Smart Meter: Einbau gestoppt

Im September 2016, also vor rund viereinhalb Jahren, trat das Gesetz zur Digitalisierung der Energiewende mit dem Messstellenbetriebsgesetz in Kraft. Danach sollten ab 2017 bestimmte Verbraucher mit einem intelligenten Messsystem ausgestattet werden. Daraus wurde bekanntlich nichts: Erst Ende 2019 hatte das Bundesamt für Sicherheit in der Informationstechnik (BSI) das dritte Smart Meter Gateway zertifiziert – eine der wesentlichen Voraussetzungen für den Beginn des Rollouts, der damit erst 2020 startete.

Nun fand der Rollout vorerst ein jähes Ende: Das nordrhein-westfälische Oberverwaltungsgericht (OVG) in Münster hat in einem Eilbeschluss vom 4.3.2021 eine entsprechende Allgemeinverfügung des BSI außer Kraft gesetzt. Die Konsequenz: Vorläufig dürfen nun auch weiterhin andere Messsysteme eingebaut werden. Geklagt hatte ein Unternehmen aus Aachen, das solche »anderen Messsysteme« anbietet. Wichtig dabei: Bereits installierte Smart Meter müssen nicht ausgetauscht werden. 

Bemängelt hat das Gericht vor allem, dass der Smart-Meter-Rollout in seiner jetzigen Form zu wenig neue Funktionen bietet und daher Innovationen verhindert. So seien die gesetzlichen Mindestvorgaben für die Interoperabilität nicht erfüllt. Oder anders formuliert: Die Smart Meter können kaum mehr als die bisher verwendeten Modelle, also kann man die auch ruhig weiter nutzen. Eine weitere gerichtliche Entscheidung steht noch aus, im Hauptsacheverfahren am Verwaltungsgericht Köln.

Das Ziel des Smart-Meter-Rollouts ist nachvollziehbar: Die Digitalisierung der Energieversorgung. Und die scheint auch dringend geboten. So erhielten die Betreiber von regenerativen Erzeugungsanlagen im Jahr 2020 Entschädigungszahlungen von weit über 1 Mrd. €, weil ihre Anlagen zeitweise wegen Netzüberlastungen abgeregelt wurden. Der Netzausbau, die Erhöhung der Speicherkapazität und die Digitalisierung hinken seit Jahren den gesteckten Zielen hinterher. Dennoch stieg das durchschnittliche Netzentgelt für Haushaltskunden im Jahr 2020 auf einen neuen Höchststand von rund 7,5 ct/kWh.

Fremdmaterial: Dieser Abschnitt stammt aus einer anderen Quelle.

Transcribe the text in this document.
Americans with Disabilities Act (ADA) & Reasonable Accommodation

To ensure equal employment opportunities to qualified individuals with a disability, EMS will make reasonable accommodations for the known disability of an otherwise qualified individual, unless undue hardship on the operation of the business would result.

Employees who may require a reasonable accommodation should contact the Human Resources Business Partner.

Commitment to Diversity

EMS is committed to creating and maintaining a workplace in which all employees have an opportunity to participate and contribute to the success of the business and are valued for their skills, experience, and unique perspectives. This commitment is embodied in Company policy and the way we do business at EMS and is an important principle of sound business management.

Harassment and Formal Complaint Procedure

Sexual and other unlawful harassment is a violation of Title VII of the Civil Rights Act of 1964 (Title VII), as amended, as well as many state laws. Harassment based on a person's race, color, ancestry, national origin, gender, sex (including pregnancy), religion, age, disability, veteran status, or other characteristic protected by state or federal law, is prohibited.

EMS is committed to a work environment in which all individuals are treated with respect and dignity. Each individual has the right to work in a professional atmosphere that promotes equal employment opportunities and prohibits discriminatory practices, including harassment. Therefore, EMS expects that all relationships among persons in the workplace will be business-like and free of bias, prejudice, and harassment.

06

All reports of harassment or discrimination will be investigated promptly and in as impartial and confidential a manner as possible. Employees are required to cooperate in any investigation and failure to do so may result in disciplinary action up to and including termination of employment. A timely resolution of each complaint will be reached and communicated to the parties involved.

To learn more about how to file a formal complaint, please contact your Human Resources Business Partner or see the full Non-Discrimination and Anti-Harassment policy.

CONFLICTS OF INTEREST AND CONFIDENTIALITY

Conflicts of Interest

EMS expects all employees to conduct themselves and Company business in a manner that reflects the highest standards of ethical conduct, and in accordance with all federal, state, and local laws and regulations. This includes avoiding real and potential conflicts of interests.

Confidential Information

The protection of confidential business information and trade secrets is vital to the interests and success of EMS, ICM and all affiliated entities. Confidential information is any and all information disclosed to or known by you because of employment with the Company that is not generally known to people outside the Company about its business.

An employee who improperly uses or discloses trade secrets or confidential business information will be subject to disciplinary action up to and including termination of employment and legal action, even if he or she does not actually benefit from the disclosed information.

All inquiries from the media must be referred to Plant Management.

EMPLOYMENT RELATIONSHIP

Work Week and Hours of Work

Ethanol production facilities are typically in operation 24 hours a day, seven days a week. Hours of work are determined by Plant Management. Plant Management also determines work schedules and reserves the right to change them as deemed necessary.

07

Intelligente Messsysteme allein werden die Energiewende nicht retten können, doch ohne sie kann es auch nicht funktionieren. Denn die entsprechenden Daten sind eine Grundvoraussetzung für jede Art der Digitalisierung. Was die Zukunft betrifft, bin ich bei staatlich gelenkten Infrastrukturprojekten in Sachen Digitalisierung offen gesagt nicht gerade optimistisch. Denn es zeigt sich ein klares Muster: Von der ­Digitalisierung der Verwaltung über die elektronische Gesundheitskarte und den Breitbandausbau bis hin zu aktuellen Themen wie der Digitalisierung der Gesundheitsämter oder der Corona-Warn-App. Die Liste der staatlich verursachten digitalen Desaster in Deutschland ist leider viel zu lang.

Auch in unserer Branche ist in Sachen Digitalisierung nicht alles eitel Sonnenschein, so erfordert z. B. die komplette Digitalisierung der Geschäftsprozesse noch eine erhebliche Kraftanstrengung aller Beteiligten. Doch ich wage mal eine Prognose: Das wird schneller gelingen, als dass ich meinen Personalausweis digital beantragen kann.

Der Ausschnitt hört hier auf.